At around time 2:40, the controller starts calling for the airliner that ran into trouble, Delta 1086, which presumably had just landed. He doesn't get any answer.

About 30 seconds after that, the shift into emergency mode begins. A ground vehicle, "Car 100," checks in with the tower to say that there's a problem. By time 4:00, or barely one minute after the controller was calmly sequencing planes in for landing, one of the busiest airports in North America is immediately ordered closed, as the ground crews try to assess how bad the problems were.

Over the next few minutes, the tower controller first tells planes in the landing process to "go around," that is abort their approach and climb away from the airport, and then sequences them to ... wherever else they will end up. The bad weather and flight cancellations today meant that the New York-area airspace would have been less jammed than normal. Even so, fitting extra traffic, at one minute's notice, into the flow for JFK and Newark (or airports farther away) is no simple feat.

FlightAware's depiction of airline traffic shortly after LaGuardia was closed today. Compared with normal days, there are fewer planes overall, because of the bad weather—and none are headed into the usually very busy LGA airport in the center of the screen.

This action continues with some intensity for the next few minutes. You can get a sample starting at 4:45, when another Delta crew checks in with everything-is-normal calmness only to hear that they are not allowed to land.
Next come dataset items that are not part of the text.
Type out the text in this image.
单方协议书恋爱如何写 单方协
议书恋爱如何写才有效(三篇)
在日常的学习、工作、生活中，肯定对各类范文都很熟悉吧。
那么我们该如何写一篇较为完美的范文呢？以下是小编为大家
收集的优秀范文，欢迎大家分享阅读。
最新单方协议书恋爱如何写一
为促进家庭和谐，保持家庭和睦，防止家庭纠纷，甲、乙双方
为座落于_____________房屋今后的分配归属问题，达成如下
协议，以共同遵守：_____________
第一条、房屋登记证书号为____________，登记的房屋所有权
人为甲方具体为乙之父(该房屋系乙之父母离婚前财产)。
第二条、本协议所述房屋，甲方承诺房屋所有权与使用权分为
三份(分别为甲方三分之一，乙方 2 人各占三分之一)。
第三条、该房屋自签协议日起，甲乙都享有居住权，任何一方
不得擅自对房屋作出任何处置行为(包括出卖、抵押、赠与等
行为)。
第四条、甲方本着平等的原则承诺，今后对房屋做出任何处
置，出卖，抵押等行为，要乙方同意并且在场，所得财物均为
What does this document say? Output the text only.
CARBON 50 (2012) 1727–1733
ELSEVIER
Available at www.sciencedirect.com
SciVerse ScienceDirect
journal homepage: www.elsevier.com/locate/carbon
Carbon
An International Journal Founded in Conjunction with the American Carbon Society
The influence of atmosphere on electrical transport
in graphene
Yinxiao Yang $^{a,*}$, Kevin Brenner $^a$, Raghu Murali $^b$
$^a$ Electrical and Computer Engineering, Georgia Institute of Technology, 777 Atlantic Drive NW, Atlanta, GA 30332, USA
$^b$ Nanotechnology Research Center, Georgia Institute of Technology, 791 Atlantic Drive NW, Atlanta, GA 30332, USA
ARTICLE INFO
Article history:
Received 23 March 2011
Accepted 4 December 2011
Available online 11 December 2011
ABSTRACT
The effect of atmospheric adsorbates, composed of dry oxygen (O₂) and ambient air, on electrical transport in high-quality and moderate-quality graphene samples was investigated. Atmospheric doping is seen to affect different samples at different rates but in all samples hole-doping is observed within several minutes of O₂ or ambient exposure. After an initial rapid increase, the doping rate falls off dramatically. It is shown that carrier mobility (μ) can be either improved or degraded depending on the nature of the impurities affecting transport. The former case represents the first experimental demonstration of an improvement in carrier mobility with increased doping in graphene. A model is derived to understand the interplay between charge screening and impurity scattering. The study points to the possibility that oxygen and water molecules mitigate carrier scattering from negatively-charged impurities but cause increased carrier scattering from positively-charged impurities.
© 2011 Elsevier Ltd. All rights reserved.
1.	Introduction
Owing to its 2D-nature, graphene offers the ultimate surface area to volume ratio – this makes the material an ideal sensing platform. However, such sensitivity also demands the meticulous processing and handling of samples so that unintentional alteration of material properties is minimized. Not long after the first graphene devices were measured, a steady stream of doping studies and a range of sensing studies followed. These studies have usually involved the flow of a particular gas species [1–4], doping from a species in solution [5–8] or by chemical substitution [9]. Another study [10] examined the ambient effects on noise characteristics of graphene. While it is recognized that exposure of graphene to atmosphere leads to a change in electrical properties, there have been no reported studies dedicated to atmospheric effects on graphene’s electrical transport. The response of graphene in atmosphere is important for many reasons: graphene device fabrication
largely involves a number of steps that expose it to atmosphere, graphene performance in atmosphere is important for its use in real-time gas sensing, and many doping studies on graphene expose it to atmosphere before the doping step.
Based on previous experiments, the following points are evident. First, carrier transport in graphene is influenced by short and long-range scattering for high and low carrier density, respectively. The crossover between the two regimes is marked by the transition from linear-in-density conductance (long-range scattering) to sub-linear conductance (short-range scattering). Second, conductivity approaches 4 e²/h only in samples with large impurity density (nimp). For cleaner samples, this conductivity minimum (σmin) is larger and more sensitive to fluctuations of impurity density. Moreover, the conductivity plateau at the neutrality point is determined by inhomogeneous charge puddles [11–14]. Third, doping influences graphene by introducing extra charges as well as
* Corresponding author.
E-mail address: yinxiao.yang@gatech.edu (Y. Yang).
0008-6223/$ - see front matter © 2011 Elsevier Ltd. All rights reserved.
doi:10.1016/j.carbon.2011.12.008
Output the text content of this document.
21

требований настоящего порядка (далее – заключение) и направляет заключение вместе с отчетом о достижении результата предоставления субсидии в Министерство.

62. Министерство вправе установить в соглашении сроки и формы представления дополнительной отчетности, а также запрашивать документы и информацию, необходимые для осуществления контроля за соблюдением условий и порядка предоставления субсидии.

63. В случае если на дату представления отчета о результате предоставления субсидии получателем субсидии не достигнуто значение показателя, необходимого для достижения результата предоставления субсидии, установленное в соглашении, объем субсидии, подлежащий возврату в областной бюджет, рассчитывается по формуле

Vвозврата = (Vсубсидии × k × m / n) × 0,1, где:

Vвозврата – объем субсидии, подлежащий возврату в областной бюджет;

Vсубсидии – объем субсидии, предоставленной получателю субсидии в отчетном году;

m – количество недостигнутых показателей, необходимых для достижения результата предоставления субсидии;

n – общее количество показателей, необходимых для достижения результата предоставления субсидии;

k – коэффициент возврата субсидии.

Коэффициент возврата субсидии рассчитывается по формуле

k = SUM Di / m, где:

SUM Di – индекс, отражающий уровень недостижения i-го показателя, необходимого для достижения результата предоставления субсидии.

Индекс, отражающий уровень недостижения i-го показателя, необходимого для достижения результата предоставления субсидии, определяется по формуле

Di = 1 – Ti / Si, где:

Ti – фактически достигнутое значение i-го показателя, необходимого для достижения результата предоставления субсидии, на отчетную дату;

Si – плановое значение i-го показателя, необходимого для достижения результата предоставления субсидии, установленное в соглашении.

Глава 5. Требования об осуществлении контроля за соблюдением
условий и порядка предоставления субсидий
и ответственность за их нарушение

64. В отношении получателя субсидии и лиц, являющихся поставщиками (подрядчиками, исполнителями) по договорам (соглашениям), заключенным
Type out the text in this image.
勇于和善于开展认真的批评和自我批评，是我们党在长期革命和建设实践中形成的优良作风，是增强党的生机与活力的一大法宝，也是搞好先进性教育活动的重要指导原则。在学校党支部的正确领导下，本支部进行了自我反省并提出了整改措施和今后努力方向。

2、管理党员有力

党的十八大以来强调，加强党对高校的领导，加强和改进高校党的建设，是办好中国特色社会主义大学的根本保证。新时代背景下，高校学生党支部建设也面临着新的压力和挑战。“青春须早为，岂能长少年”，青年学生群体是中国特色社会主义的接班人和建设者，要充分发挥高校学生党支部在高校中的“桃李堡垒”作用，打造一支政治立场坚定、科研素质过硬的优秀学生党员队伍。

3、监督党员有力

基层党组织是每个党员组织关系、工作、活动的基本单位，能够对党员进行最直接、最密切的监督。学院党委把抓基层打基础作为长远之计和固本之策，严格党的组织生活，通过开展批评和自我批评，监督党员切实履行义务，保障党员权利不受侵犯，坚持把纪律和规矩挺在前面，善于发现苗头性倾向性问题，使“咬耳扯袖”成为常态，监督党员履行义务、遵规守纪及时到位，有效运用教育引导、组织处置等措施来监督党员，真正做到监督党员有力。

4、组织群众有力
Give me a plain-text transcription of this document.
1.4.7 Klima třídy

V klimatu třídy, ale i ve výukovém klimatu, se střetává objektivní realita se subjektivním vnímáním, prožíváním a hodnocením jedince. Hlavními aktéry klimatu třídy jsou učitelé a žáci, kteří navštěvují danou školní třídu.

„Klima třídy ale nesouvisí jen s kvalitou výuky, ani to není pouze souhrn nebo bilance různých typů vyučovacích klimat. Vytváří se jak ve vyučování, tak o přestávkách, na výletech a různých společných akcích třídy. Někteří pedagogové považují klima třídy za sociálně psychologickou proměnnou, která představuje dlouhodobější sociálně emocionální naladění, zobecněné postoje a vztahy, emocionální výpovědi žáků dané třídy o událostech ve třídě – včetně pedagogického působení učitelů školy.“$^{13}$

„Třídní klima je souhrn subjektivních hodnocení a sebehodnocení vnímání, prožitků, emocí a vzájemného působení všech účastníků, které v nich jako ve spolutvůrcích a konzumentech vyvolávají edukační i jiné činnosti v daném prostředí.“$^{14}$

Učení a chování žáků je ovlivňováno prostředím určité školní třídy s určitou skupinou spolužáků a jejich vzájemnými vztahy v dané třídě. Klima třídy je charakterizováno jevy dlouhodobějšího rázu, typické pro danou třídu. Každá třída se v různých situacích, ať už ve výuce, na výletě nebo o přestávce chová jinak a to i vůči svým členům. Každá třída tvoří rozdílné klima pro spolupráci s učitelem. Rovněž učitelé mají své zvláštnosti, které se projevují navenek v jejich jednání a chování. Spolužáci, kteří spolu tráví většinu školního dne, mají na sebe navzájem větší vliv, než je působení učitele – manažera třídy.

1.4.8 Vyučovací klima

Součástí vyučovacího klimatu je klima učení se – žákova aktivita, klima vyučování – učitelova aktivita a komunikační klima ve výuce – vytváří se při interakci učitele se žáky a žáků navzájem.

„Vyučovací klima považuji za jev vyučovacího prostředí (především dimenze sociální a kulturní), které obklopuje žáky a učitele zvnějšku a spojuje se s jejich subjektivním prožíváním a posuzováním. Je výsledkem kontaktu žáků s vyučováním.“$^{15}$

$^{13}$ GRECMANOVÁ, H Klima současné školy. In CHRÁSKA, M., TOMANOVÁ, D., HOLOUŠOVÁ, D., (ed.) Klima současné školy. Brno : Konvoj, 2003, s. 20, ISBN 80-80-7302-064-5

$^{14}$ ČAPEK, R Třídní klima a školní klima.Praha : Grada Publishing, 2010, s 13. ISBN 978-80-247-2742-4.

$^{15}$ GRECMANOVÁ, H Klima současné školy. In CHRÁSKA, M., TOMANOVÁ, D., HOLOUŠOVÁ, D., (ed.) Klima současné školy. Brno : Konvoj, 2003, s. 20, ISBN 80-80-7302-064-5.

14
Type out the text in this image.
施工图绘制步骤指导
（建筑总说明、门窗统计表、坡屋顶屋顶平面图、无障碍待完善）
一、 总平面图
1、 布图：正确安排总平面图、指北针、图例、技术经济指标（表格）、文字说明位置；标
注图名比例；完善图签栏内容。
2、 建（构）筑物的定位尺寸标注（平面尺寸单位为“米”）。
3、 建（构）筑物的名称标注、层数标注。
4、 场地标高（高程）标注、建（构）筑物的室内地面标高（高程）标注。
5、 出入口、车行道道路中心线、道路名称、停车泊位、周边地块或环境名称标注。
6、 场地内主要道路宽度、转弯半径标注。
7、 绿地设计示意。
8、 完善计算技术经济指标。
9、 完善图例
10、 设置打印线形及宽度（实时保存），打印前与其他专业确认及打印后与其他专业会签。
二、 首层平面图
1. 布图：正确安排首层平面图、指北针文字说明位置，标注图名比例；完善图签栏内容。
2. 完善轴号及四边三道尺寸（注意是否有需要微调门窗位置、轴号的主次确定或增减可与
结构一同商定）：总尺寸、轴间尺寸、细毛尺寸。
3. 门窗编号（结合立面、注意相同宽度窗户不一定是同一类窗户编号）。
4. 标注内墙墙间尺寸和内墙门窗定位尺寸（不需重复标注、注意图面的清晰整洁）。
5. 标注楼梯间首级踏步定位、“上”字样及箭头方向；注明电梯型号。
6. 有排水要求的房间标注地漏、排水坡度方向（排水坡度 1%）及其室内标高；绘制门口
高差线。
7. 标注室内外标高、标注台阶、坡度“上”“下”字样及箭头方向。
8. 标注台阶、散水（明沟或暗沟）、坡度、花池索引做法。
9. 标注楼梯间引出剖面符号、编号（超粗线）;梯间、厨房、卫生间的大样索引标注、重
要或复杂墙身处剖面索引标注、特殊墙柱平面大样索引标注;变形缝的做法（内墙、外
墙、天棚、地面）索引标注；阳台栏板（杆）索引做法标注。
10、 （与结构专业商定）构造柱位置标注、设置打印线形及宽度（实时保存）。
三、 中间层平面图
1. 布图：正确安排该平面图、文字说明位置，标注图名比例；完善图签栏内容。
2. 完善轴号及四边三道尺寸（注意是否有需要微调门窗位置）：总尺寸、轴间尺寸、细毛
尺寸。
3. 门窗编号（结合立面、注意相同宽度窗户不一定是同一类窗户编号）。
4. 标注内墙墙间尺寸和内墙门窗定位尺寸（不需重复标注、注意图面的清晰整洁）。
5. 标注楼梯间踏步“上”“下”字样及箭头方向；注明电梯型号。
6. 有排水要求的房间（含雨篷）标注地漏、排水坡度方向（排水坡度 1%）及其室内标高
At about 5:40, another air crew reports that the disabled Delta 1086 is leaking fuel. The tower controller passes on that info. After that there are long periods of radio silence, when the controllers are on the telephones or talking with people other than air crews, and then bursts of instructions to airplanes that were about to take off but can't (for instance, around time 15:00 and 20:45), sending inbound airplanes somewhere else (and out of one another's way), and managing the turn-on-a-dime closure of this normally very busy site.

***

Why do I mention this? One reason is that real-time responses to crisis are just plain interesting—and you can enjoy the drama with clear conscience in a case like this, when (apparently) no one was hurt. But the major reason is to emphasize a point that my wife Deb wrote about here, and that most air travelers never get a chance to witness. That is the remarkable unflappability of air traffic controllers in circumstances that would leave most people flapped.

When this LaGuardia controller first hears that the active runway is closed, and then that the entire airport has been closed, his voice rises in pitch. But at that moment he had no way of knowing whether there was a minor mishap or whether hundreds of people had just died on impact. He goes on to juggle a complete re-ordering of plans very quickly and in relative calm. Compared with the way most people in most roles handle the unexpected, air traffic controllers are amazingly steady—as are the flight crews too. Since most things about modern airline travel are unpleasant for most of the traveling public in most circumstances, it's worth being reminded of how these professionals do their work.